HONOLULU – When Japanese bombs began falling on Pearl Harbor, U.S. Navy Seaman 1st Class David Russell sought refuge below deck on the USS Oklahoma.
But a split-second decision on that December morning 80 years ago changed his mind, and likely saved his life.
“They started closing that hatch. And I decided to get out of there,” Russell, 101, said in a recent interview.
Within 12 minutes his battleship would capsize under a barrage of torpedoes. Altogether 429 sailors and Marines from the Oklahoma would perish – the greatest death toll from any ship that day other than the USS Arizona, which lost 1,177.
Russell plans to return to Pearl Harbor today for a ceremony in remembrance of the more than 2,300 American troops killed in the Dec. 7, 1941, attack that launched the U.S. into World War II.
About 30 survivors and 100 other veterans from the war are expected to observe a moment of silence at 7:55 a.m., the minute the attack began.
Survivors, now in their late 90s or older, stayed home last year due to the coronavirus pandemic and watched a livestream of the event instead.
Russell is traveling to Hawaii with the Best Defense Foundation, a nonprofit founded by former NFL Linebacker Donnie Edwards that helps World War II veterans revisit their old battlefields.

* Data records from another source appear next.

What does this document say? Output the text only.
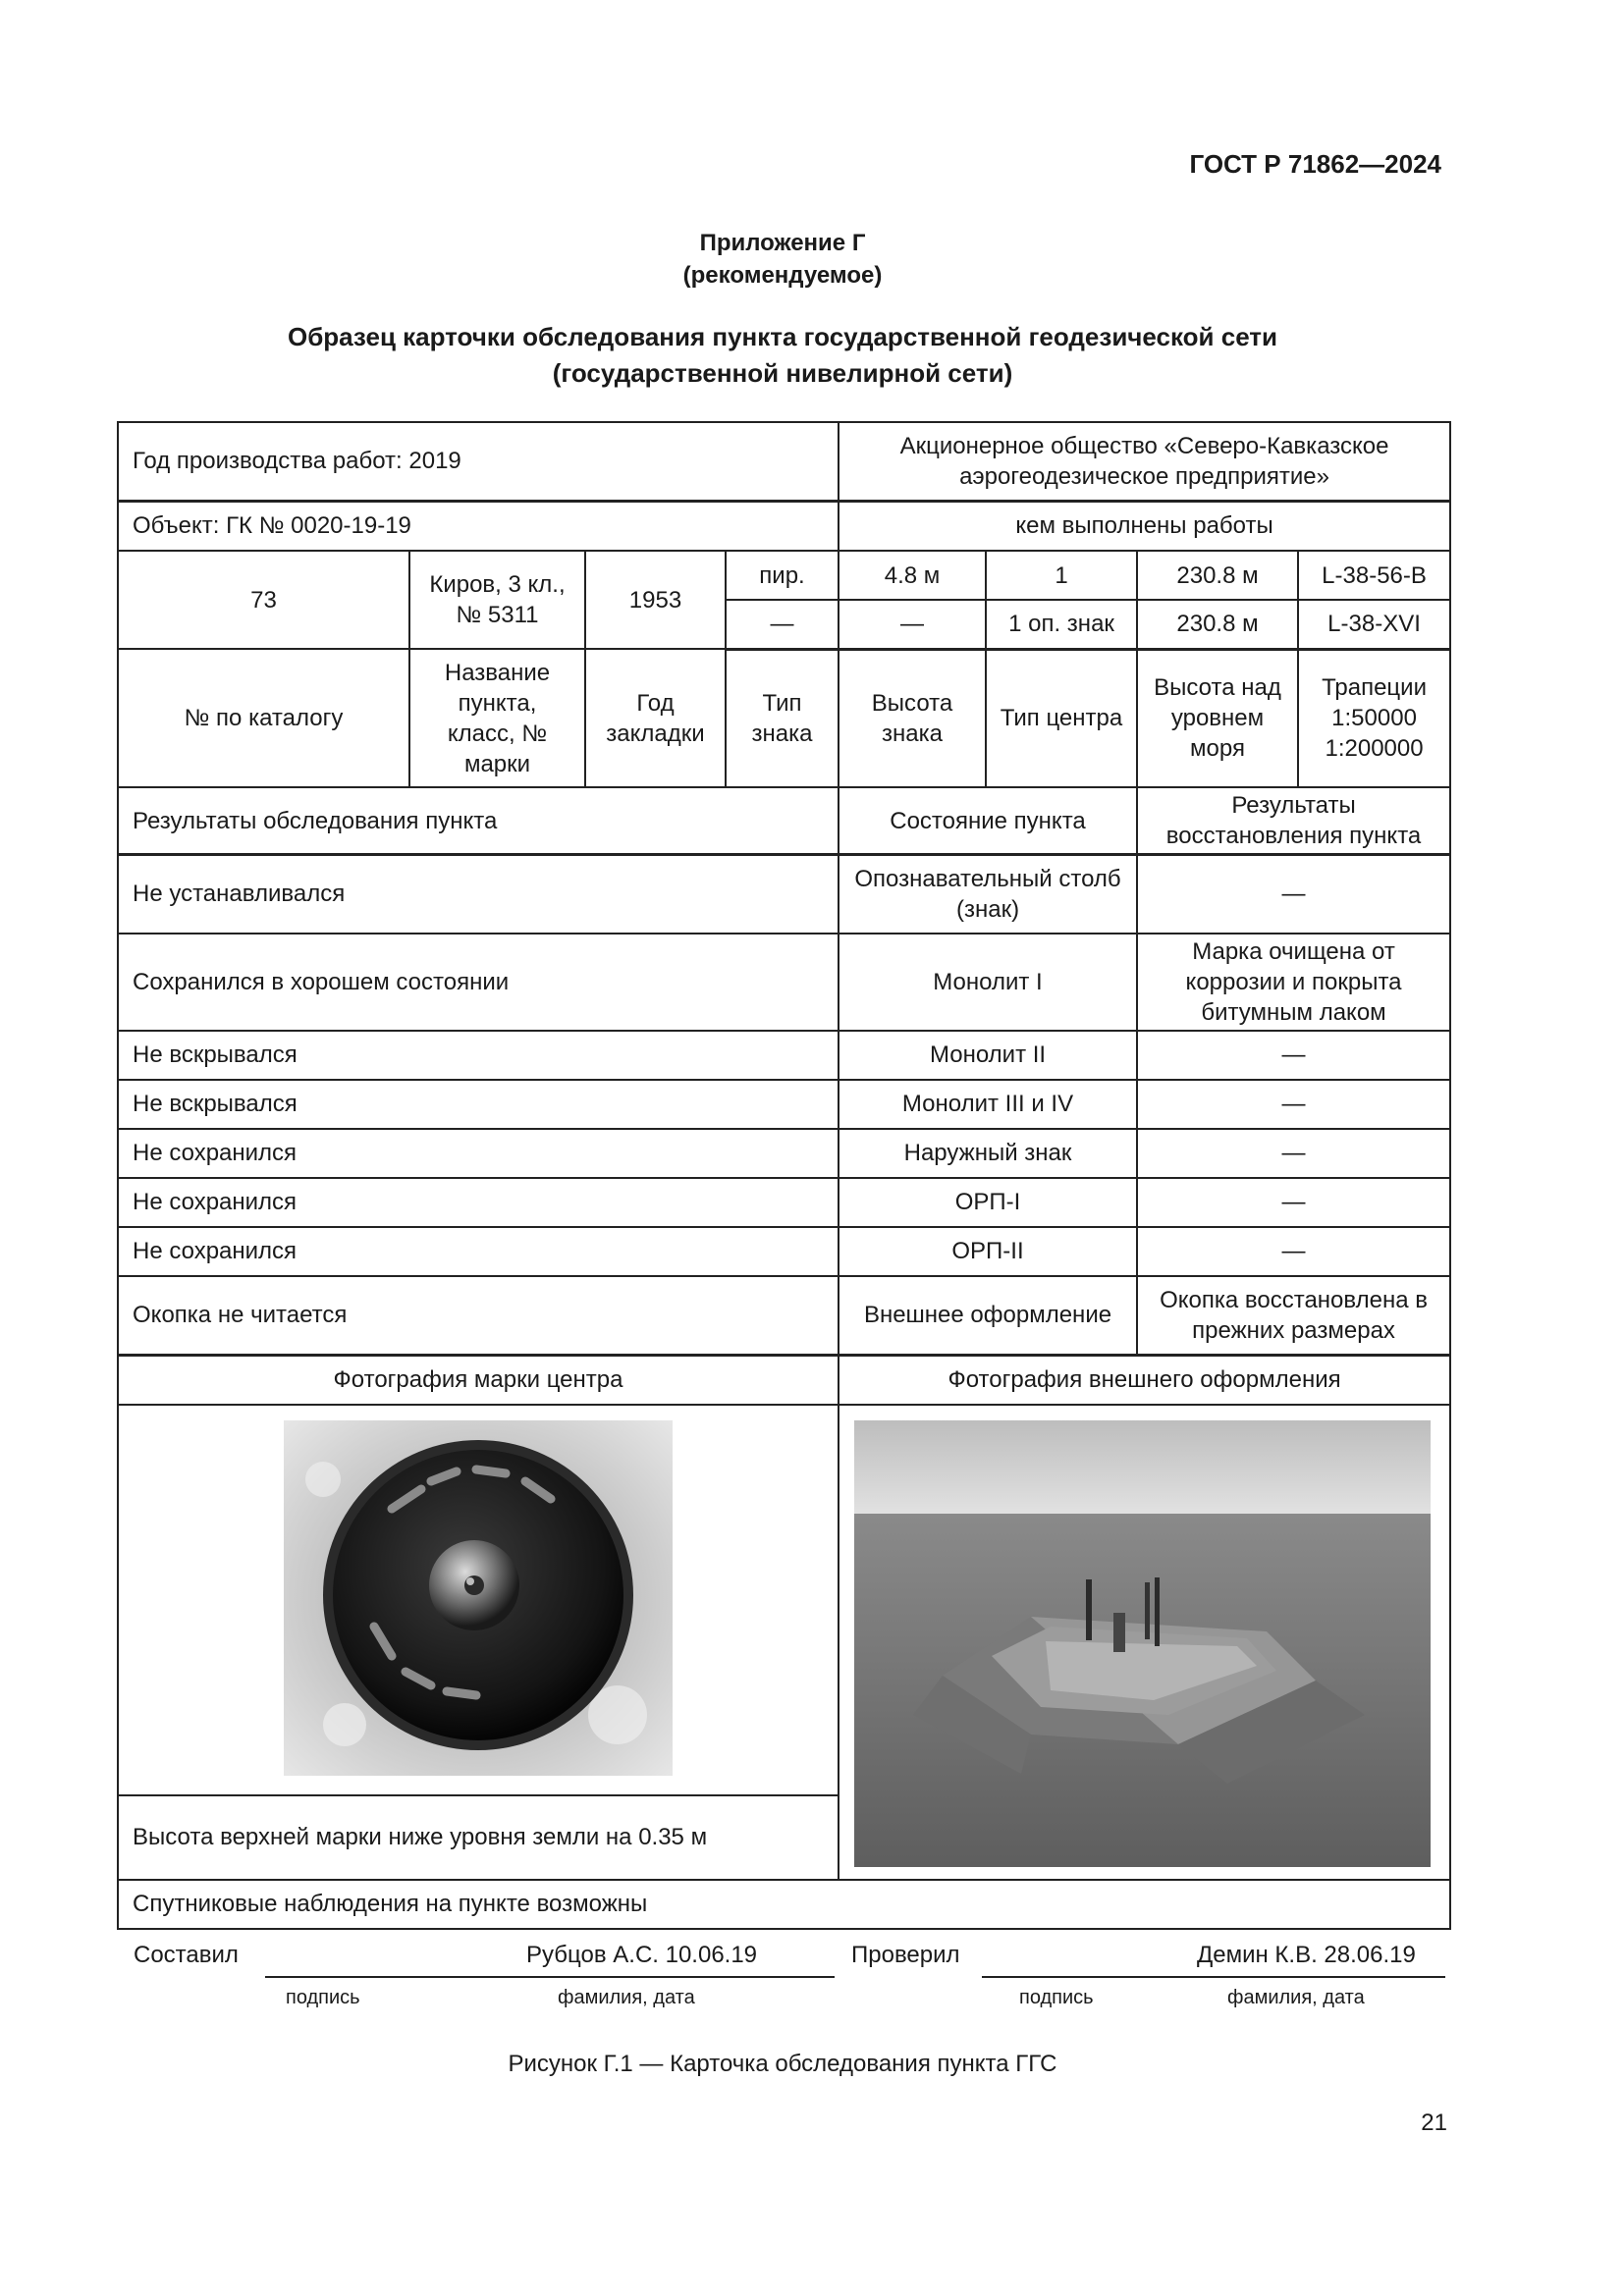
ГОСТ Р 71862—2024
Приложение Г
(рекомендуемое)
Образец карточки обследования пункта государственной геодезической сети
(государственной нивелирной сети)
Год производства работ: 2019				Акционерное общество «Северо-Кавказское аэрогеодезическое предприятие»			
Объект: ГК № 0020-19-19				кем выполнены работы			
73	Киров, 3 кл., № 5311	1953	пир.	4.8 м	1	230.8 м	L-38-56-В
			—	—	1 оп. знак	230.8 м	L-38-XVI
№ по каталогу	Название пункта, класс, № марки	Год закладки	Тип знака	Высота знака	Тип центра	Высота над уровнем моря	Трапеции 1:50000 1:200000
Результаты обследования пункта				Состояние пункта		Результаты восстановления пункта	
Не устанавливался				Опознавательный столб (знак)		—	
Сохранился в хорошем состоянии				Монолит I		Марка очищена от коррозии и покрыта битумным лаком	
Не вскрывался				Монолит II		—	
Не вскрывался				Монолит III и IV		—	
Не сохранился				Наружный знак		—	
Не сохранился				ОРП-I		—	
Не сохранился				ОРП-II		—	
Окопка не читается				Внешнее оформление		Окопка восстановлена в прежних размерах	
Фотография марки центра				Фотография внешнего оформления			

Высота верхней марки ниже уровня земли на 0.35 м							
Спутниковые наблюдения на пункте возможны							
Составил	Рубцов А.С. 10.06.19
подпись	фамилия, дата
Проверил	Демин К.В. 28.06.19
подпись	фамилия, дата
Рисунок Г.1 — Карточка обследования пункта ГГС
21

He recalls heading topside when the attack started because he was trained to load anti-aircraft guns and figured he could help if any other loader got hurt.
But Japanese torpedo planes dropped a series of underwater missiles that pummeled the Oklahoma before he could get there. Within 12 minutes, the hulking battleship capsized.

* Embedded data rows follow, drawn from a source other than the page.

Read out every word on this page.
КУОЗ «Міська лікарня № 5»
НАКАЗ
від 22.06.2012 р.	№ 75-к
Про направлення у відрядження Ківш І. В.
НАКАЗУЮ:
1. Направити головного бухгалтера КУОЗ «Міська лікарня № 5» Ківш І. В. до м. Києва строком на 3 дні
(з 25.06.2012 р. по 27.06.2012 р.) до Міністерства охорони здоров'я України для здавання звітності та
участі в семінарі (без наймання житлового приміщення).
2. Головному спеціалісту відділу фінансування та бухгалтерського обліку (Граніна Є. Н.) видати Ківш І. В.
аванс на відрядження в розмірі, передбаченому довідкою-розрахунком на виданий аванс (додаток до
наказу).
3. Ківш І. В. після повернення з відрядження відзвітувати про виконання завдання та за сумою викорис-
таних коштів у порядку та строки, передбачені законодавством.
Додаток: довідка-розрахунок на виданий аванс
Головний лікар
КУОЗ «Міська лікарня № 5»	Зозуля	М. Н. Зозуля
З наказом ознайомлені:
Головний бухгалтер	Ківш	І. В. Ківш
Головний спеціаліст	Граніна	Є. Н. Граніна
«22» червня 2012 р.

“Those darn torpedoes, they just kept hitting us and kept hitting us. I thought they'd never stop,” Russell said. “That ship was dancing around.”
Russell clambered over and around toppled lockers while the battleship slowly rolled over.
Once he got to the main deck, he crawled over the ship's side and eyed the USS Maryland moored next door. He didn't want to swim because leaked oil was burning in the water below. Jumping, he caught a rope hanging from the Maryland and escaped to that battleship without injury.
He then helped pass ammunition to the Maryland's anti-aircraft guns.
For decades, Russell didn't share much about his experiences in World War II because no one seemed to care. But the images from Pearl Harbor still haunt him, especially at night.
“When I was in the VA hospital there in San Francisco, they said, 'We want you to talk about World War II.' And I said, I told them, I said, 'When we talk about it, people don't believe us. They just walk away.' So now people want to know more about it so we're trying to talk about it. We're trying to talk about it, and we're just telling them what we saw,” he said. “You can't forget it.”